Mind you, it’s only three games. We’ve seen this type of performance from Seager before, namely, last year in Cleveland when he went crazy in one series and then pretty much tapered off the final month-plus of the season.
So, we’re a long way from the Mariners being forced into any gut-wrenching decisions with him yet.
But let’s pretend for a minute. Let’s pretend Seager keeps this up for another week or two and Mike Carp is ready to come off the DL after that. What then? What then indeed.
Photo Credit: AP


First off, that would be a nice problem for the Mariners to have. Still, nice problems sometimes aren’t any easier to solve than not-so-nice problems. They make things easier on the field, but often no easier away from them.
Should Seager continue hitting at a .400 clip, you’d imagine the Mariners would do all they can to keep him on the field and in the lineup every day.
But that won’t be easy once Carp comes back because then you have to wonder what to do with Chone Figgins, who is primarily a third baseman and was all set to occupy the spot Seager now has. Like Seager, Figgins is also off to a roaring start and is giving the M’s what they’ve needed out of the leadoff spot.
So, you can’t sit Figgins either. Given his leadoff role, it would probably be more difficult for the team to sit Figgins than Seager.
But in a perfect world, you don’t want to sit either guy.
The Mariners could, I suppose, sit Carp. But they were all set to make him their primary left fielder when the season opened. Do you change that because of an injury in the opening game of the season and based off a couple of early performances? Probably not.
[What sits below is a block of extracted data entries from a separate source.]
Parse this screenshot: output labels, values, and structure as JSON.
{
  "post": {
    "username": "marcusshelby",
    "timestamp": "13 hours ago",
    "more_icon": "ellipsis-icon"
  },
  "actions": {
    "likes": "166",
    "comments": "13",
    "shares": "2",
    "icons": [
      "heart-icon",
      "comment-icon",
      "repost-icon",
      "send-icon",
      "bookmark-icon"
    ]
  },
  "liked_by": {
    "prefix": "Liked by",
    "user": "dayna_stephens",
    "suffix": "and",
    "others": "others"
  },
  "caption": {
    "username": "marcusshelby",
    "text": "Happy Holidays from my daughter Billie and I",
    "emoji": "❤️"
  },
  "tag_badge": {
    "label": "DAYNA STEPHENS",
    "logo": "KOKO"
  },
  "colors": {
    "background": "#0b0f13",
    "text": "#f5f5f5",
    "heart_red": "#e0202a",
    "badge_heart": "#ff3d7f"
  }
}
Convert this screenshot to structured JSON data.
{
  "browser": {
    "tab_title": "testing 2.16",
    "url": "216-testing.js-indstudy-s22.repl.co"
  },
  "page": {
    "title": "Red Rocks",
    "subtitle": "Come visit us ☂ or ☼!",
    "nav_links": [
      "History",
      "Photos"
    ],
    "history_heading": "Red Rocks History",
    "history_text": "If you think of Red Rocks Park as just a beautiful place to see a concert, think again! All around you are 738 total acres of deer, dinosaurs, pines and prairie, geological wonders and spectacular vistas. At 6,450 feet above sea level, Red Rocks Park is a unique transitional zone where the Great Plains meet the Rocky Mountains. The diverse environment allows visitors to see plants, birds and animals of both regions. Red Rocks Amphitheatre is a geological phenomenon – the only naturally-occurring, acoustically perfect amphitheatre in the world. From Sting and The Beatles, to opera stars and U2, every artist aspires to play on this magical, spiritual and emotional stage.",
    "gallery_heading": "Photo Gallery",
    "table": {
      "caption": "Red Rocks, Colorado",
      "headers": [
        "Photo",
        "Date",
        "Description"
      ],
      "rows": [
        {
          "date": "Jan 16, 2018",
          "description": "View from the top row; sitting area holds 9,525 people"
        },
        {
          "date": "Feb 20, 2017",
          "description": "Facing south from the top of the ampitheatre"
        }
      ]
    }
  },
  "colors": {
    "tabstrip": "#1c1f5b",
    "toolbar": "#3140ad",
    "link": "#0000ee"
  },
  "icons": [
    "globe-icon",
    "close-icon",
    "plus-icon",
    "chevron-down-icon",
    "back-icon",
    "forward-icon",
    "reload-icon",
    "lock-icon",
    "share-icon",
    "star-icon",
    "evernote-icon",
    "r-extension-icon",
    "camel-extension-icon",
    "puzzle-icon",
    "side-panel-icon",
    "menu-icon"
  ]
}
But something’s got to give.
You’ve got three guys and two positions. And while you could work Carp in slowly at first, you’ll eventually want to give him regular playing time as well, or else what was last year’s audition and this entire past winter all about?
So, what to do?
The early answer, based off what we just discussed above, is not to limit it to a three guys, two positions argument.
You try to expand the parameters a bit so that you have three guys, three positions.
Where do you create the extra positions? Well, you can do it in center field a bit with Figgins, at least until Franklin Gutierrez is ready to play full-time again, hopefully by May.
That buys you some more dates to get Figgins and Seager on the field at the same time, even if it doesn’t solve the full-time quandary.
But there’s another position both Seager and Figgins play: shortstop.
Now, please realize that I’m getting way ahead of myself here. Like I said, if Seager goes back to being a .250 hitter in a week, the problem will solve itself. Figgins? No, because even if he reverts to hitting .250, or .200, the Mariners will still run him out there to try to salvage something from his contract.
But if the problem doesn’t solve itself and both players keep tearing the cover off the ball, then shortstop is potentially a place they can both be used to keep them on the field. Brendan Ryan has already had a neck issue surface a couple of days into the season and was a question mark health-wise heading into the year.
This isn’t about Ryan’s game last night, because every player is entitled to a bad outing once in a while.
No, it’s more about the long-term concerns for Ryan’s health. He’s not exactly a terror hitting-wise, as good as he is with the glove when healthy. So, if you want to keep him fresh, or get him over any lingering neck concerns, you could spell him some games and let either Seager or Figgins handle shortstop.
Any loss you suffer defensively, could, in theory, be made up for at the plate and then some since this is all about keeping a couple of scorching hitters in your lineup.
I didn’t say it would be a perfect solution. Or an easy solution. But now is probably the time for Ryan to start hitting some more. And to keep himself out there on the field.
Because if he has trouble with either, the Mariners do have options for replacing him. Options they might be forced to explore if Seager keeps ripping the ball the way he has.